The problems erupted nearly a month ago after Abdullah Abdullah, a presidential candidate, who won the first round of voting in April but fell short of a majority, accused the country’s election commission of helping the government secure a victory for his opponent in the June 14 runoff. Preliminary results released by the Independent Election Commission (IEC) showed Ghani in the lead with 56 percent, a stunning turnaround from the first round, in which he secured just 32 percent. In the first round April 5, Abdullah won 45 percent of the vote, but now he trails Ghani with just 43 percent. Complicating matters, the IEC Chairman Ahmad Yusuf Nuristani admitted that the results had been marred by widespread vote-rigging and cautioned that the figures were not final tallies.
Since then, Abdullah has threatened to form a parallel government, pushing the country into a dangerous point. His threat was condemned by Washington, which is the chief donor of the state and said it would not tolerate any such action and would withdraw aid. The US Secretary of State John Kerry arrived in Kabul yesterday to push for a resolution. He met with both candidates — former Foreign Minister Abdullah and former World Bank executive Ashraf Ghani. He also met with Afghan President Hamid Karzai and UN officials.

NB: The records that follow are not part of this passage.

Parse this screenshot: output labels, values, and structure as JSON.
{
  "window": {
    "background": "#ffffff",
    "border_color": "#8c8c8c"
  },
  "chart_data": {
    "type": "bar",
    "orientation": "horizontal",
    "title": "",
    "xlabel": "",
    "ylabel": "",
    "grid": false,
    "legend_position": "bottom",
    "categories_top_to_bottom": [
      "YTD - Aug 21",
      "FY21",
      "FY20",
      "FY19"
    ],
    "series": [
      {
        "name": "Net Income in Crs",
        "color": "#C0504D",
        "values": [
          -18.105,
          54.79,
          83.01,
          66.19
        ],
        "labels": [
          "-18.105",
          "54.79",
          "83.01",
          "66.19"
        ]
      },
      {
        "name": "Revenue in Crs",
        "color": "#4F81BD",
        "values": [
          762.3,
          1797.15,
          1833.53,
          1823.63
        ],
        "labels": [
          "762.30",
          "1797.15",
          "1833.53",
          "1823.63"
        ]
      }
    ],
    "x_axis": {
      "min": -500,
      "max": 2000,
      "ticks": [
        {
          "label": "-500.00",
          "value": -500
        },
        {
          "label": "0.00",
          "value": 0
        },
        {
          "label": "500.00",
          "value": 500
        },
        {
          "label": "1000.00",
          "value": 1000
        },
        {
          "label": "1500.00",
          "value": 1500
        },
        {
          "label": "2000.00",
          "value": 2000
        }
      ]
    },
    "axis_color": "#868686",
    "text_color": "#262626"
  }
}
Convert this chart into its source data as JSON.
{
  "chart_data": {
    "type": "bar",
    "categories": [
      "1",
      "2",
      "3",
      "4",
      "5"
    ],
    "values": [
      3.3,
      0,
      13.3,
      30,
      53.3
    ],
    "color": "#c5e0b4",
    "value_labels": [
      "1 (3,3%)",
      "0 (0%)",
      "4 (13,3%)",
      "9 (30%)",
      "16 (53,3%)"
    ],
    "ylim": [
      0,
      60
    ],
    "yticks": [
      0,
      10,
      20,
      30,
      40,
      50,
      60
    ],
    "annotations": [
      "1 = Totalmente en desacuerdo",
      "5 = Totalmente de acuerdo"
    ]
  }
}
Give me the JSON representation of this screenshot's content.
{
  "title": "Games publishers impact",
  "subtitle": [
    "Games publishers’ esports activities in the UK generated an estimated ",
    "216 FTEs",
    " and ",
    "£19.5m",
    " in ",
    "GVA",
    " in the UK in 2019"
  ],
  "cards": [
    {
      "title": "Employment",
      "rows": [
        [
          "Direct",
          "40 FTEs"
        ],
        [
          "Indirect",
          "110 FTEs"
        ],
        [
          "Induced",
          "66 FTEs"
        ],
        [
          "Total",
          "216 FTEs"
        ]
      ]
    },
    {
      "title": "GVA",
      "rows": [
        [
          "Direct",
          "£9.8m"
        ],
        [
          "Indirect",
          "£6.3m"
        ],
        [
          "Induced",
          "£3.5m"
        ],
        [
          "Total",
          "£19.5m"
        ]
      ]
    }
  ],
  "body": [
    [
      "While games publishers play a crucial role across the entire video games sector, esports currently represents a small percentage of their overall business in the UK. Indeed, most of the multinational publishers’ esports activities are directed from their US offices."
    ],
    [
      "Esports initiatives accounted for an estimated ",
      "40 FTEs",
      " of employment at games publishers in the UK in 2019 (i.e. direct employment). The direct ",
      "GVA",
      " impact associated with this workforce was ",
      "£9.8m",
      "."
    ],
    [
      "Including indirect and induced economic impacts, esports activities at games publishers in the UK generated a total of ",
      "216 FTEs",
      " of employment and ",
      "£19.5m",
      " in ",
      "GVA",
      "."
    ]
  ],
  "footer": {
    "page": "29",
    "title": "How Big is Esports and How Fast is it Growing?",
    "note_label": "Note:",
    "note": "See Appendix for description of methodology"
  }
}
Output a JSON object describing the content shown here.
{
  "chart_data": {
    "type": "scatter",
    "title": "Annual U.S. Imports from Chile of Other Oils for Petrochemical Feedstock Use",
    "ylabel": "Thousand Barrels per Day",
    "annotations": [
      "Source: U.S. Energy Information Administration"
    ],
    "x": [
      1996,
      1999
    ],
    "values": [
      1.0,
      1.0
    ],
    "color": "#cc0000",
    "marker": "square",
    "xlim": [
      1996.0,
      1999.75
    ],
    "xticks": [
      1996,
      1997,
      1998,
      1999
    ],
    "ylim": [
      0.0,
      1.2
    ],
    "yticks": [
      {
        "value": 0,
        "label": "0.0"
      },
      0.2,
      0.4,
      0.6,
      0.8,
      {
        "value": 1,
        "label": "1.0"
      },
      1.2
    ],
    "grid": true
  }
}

It’s easy to threaten Abdullah with action, and it’s also wrong on his part to precipitate a situation that would create instability and chaos. But unfortunately, there is a lack of seriousness on the part of Afghan government to look into the charges he has made and find a convincing solution. First of all, the election commission itself has admitted the results had been marred by widespread vote-rigging which convincingly questions Ghani’s claimed victory. Secondly, though the election commission has ‘Independent’ in its name, it is not genuinely independent considering that it failed to prevent the vote-rigging. The commission is working under the government of Karzai and therefore is likely to be influenced by the rulers in Kabul. This is not a conjecture because Afghanistan’s system is corrupt and riddled with flaws. Third, by adopting a tough stance against Abdullah, is the US indicating a preference for Ghani?
If the run-off was fraudulent, the country must go for re-election or find a solution that is fully acceptable to Abdullah as he is the victim of this fraud. Kerry’s visit should be focused on that.